Ia meminta masyarakat tidak menunggu sampai penyakit menjadi berat untuk memeriksakan kesehatan. Pemeriksaan rutin, kata dia, penting untuk mendeteksi penyakit sedini mungkin.
Prof. Udin juga menegaskan bahwa peningkatan pelayanan kesehatan harus dirasakan seluruh lapisan masyarakat.
Pemkot Pangkalpinang, kata dia, terus mendorong pelayanan kesehatan yang adil tanpa membedakan kemampuan ekonomi warga.
“Kita berharap layanan-layanan kesehatan di Kota Pangkalpinang ke depannya menjadi lebih baik kepada seluruh masyarakat dengan keadilan, tidak pandang bulu. Masyarakat yang berpenghasilan rendah, sedang, tinggi, kita semua sama,” ujarnya.
Ia kembali mengingatkan masyarakat mengenai program layanan kesehatan Kota Pangkalpinang yang memungkinkan warga mendapatkan pelayanan berobat dengan menggunakan KTP.
Pemkot juga menyiapkan anggaran untuk membantu masyarakat yang membutuhkan layanan kesehatan, termasuk warga kurang mampu yang kesulitan membayar iuran BPJS.
“Pemerintah kota menyiapkan anggaran yang cukup untuk melayani masyarakat yang memerlukan,” katanya.
Keberadaan Gedung Geriatri mendapat sambutan positif dari kalangan lansia. Fasilitas tersebut diharapkan tidak hanya digunakan ketika sakit, tetapi menjadi ruang untuk menjaga kesehatan, tetap aktif dan mempertahankan kemandirian.

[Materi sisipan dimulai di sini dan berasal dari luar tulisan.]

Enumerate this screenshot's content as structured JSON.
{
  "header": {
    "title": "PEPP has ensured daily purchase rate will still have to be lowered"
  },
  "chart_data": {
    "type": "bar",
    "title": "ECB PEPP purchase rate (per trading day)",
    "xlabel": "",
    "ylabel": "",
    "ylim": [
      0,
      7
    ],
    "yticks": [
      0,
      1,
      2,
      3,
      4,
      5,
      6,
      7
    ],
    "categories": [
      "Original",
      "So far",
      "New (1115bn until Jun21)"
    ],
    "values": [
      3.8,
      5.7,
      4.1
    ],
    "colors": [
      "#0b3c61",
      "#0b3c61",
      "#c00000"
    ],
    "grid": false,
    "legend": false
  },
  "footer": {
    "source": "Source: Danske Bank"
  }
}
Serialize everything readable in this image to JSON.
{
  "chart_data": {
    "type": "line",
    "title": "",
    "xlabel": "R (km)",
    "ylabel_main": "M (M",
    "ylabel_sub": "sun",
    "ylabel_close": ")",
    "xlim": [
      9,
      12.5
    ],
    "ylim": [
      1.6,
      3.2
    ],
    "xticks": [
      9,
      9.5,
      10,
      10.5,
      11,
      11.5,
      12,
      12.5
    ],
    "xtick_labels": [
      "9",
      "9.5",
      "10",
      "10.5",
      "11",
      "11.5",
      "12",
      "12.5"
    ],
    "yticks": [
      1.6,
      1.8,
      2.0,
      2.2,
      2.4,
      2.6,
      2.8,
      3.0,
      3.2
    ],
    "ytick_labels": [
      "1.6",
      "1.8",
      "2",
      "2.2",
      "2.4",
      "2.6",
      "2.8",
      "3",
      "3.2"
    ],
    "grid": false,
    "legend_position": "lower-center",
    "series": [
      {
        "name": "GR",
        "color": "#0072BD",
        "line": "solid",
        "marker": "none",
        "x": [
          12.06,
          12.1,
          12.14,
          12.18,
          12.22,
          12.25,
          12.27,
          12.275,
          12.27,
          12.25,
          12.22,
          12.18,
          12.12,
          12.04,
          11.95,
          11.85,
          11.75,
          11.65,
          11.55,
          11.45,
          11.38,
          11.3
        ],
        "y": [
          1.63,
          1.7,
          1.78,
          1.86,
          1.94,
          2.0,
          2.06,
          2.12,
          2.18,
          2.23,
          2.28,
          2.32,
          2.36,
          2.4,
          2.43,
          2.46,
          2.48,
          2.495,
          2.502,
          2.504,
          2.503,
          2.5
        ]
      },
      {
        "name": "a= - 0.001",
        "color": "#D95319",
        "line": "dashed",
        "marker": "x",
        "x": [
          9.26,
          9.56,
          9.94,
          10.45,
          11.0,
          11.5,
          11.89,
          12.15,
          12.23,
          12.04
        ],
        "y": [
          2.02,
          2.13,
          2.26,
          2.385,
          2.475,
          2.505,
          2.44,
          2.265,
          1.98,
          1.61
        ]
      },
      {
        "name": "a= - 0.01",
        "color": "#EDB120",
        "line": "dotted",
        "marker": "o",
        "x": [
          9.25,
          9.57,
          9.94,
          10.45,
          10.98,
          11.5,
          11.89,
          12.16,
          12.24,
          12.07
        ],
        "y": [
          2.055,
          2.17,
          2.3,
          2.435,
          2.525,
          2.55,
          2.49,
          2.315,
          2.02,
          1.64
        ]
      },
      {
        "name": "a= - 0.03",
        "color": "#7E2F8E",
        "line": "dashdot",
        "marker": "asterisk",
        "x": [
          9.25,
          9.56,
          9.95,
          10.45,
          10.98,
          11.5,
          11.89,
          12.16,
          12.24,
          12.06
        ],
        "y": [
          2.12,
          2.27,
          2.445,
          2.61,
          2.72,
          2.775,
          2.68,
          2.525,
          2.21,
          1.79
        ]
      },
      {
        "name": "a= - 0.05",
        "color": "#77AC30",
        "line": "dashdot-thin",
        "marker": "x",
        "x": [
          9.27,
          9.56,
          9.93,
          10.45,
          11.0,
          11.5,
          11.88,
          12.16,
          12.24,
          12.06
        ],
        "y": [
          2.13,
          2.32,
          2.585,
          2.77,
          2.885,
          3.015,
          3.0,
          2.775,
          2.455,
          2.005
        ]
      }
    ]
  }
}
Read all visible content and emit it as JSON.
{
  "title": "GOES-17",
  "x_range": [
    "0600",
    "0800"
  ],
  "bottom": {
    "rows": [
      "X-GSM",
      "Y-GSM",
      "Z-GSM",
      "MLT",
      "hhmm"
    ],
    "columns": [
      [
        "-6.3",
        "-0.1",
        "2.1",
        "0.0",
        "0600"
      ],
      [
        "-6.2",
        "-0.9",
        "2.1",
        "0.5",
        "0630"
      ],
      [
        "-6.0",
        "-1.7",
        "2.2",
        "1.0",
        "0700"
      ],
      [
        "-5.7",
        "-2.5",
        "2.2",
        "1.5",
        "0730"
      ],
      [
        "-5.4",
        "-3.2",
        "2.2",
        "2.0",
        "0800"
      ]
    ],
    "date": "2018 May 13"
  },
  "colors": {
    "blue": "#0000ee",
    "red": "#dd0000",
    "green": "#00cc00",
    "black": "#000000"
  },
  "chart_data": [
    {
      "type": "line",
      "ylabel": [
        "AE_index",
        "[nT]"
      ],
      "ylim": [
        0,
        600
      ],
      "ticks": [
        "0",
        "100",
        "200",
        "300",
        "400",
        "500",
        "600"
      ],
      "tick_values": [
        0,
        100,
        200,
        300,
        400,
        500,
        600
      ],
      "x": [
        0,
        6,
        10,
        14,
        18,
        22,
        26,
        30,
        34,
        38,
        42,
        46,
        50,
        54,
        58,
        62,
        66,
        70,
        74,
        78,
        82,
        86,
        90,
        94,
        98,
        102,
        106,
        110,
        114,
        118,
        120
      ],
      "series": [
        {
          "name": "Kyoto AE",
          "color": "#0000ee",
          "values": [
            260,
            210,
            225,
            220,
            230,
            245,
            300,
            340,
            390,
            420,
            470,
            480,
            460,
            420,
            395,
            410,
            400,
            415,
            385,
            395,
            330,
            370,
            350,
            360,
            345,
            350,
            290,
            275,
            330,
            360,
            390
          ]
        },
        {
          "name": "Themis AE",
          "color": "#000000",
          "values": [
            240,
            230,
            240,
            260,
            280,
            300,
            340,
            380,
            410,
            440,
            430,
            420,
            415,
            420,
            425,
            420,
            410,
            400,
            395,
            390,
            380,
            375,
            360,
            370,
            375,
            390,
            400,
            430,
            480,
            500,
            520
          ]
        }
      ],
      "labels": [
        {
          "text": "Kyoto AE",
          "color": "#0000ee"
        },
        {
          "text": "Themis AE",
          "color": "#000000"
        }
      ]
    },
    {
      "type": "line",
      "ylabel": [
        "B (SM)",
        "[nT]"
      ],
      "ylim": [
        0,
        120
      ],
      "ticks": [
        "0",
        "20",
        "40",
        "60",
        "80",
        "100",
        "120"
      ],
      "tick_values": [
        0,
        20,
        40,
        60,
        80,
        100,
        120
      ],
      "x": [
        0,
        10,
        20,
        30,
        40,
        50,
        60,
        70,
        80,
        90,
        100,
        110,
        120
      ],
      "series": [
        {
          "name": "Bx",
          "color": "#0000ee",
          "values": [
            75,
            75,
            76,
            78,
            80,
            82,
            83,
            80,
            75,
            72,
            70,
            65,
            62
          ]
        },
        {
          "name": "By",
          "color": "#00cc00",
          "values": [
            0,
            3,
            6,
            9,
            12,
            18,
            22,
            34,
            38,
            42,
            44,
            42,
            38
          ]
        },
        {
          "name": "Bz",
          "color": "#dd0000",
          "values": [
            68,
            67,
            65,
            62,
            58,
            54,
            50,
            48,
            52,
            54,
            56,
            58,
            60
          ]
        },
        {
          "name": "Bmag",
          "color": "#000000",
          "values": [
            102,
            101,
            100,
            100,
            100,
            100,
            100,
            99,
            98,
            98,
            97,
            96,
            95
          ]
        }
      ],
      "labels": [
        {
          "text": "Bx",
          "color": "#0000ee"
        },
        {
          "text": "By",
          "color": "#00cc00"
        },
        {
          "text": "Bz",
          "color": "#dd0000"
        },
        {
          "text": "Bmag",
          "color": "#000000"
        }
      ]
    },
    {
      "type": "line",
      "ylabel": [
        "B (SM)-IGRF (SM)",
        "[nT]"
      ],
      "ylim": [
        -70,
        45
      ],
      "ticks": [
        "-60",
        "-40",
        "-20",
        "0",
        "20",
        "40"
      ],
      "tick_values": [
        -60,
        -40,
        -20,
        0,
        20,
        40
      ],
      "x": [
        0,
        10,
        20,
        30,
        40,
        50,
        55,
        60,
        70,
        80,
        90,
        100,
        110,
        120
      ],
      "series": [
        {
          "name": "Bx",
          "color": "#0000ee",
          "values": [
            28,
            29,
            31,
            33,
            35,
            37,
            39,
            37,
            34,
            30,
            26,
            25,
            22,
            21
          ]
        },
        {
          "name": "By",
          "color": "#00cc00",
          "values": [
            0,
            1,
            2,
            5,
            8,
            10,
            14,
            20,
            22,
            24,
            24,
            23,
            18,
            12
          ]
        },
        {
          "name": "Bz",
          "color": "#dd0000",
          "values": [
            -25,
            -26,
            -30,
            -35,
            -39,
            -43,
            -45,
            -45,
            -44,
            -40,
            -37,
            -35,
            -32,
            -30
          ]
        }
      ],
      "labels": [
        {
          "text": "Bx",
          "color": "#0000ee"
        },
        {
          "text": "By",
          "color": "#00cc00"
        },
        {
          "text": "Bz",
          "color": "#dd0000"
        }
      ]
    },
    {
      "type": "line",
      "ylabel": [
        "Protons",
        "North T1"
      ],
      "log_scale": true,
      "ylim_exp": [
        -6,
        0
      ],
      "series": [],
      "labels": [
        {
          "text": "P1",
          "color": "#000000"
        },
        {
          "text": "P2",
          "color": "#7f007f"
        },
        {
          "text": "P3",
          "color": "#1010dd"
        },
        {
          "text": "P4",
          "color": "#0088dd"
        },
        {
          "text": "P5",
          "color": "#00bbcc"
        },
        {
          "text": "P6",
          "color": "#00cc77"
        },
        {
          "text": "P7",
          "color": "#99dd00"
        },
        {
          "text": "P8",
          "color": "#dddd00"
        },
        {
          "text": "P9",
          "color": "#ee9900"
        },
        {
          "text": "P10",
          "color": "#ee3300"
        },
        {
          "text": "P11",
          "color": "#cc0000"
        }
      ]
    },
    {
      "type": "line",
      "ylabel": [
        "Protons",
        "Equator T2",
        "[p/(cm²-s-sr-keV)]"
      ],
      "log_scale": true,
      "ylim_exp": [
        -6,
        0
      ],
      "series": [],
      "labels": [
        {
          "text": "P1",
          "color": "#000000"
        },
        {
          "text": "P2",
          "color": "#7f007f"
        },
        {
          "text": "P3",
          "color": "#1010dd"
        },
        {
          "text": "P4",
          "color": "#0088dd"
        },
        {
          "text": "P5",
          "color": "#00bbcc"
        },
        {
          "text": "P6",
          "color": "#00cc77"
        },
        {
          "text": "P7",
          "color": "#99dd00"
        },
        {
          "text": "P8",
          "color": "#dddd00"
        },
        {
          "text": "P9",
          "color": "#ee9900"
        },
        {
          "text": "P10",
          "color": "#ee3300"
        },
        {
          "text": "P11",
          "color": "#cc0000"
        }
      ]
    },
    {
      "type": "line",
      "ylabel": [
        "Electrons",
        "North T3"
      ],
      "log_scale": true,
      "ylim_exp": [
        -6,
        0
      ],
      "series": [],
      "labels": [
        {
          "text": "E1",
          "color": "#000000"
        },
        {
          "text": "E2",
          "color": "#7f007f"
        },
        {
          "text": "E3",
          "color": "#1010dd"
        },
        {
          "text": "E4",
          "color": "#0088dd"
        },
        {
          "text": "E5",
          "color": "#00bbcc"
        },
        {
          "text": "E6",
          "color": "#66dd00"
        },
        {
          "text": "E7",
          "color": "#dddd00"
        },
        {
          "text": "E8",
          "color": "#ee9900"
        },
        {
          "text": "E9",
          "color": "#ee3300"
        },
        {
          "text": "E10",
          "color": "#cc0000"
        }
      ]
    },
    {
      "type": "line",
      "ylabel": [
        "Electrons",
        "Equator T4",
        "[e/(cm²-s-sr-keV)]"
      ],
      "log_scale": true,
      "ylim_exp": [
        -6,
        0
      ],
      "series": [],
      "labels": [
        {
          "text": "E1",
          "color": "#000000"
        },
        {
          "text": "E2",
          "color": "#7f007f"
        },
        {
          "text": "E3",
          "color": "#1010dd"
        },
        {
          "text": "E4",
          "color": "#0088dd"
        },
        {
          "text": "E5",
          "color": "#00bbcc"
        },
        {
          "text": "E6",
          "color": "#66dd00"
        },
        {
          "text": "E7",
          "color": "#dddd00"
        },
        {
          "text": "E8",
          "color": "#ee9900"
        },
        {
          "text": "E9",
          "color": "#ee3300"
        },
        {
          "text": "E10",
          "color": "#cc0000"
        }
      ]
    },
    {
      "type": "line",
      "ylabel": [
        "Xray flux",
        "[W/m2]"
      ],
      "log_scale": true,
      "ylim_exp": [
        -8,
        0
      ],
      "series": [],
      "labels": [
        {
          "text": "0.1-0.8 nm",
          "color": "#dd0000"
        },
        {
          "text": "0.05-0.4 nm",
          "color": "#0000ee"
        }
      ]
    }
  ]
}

“Kami mewakili para lansia berharap dengan adanya gedung Geriatri ini bukan hanya tempat berobat saja, tetapi jadi tempat kami tetap sehat, aktif, mandiri, dan produktif bersama keluarga kami,” ujar perwakilan lansia.
Peresmian Gedung Geriatri menjadi salah satu penanda Hari Jadi Kota Pangkalpinang ke-269. Bagi Prof. Udin, pembangunan kota tidak cukup hanya diukur dari infrastruktur.
Kualitas pendidikan, kesehatan dan kenyamanan hidup masyarakat juga menjadi bagian penting dari wajah Pangkalpinang ke depan.
Dengan jumlah penduduk sekitar 250 ribu jiwa, ia ingin Pangkalpinang tumbuh sebagai kota yang nyaman, bersih, tertata serta mampu memberikan pelayanan publik yang mudah dijangkau.
“Kita ingin wujudkan menjadi kota yang nyaman, kota yang bersih, tertata rapi. Warga masyarakatnya nyaman, pendidikannya nyaman, kesehatannya nyaman, warga bisa dilayani dengan baik,” ucapnya.
Prof. Udin turut menyampaikan apresiasi kepada DPRD Kota Pangkalpinang yang telah menyetujui anggaran pembangunan Gedung Geriatri, serta Forkopimda, perangkat daerah dan seluruh pihak yang mendukung pembangunan fasilitas tersebut.
Kini, tantangannya adalah memastikan gedung itu benar-benar hidup dan dimanfaatkan. Bukan hanya ketika lansia datang dalam kondisi sakit, tetapi menjadi bagian dari sistem pelayanan yang mendorong mereka tetap sehat, aktif, mandiri dan produktif.
“Pemerintah Kota Pangkalpinang akan berupaya secara terus-menerus untuk meningkatkan layanan kesehatan kepada masyarakatnya,” pungkas Prof. Udin.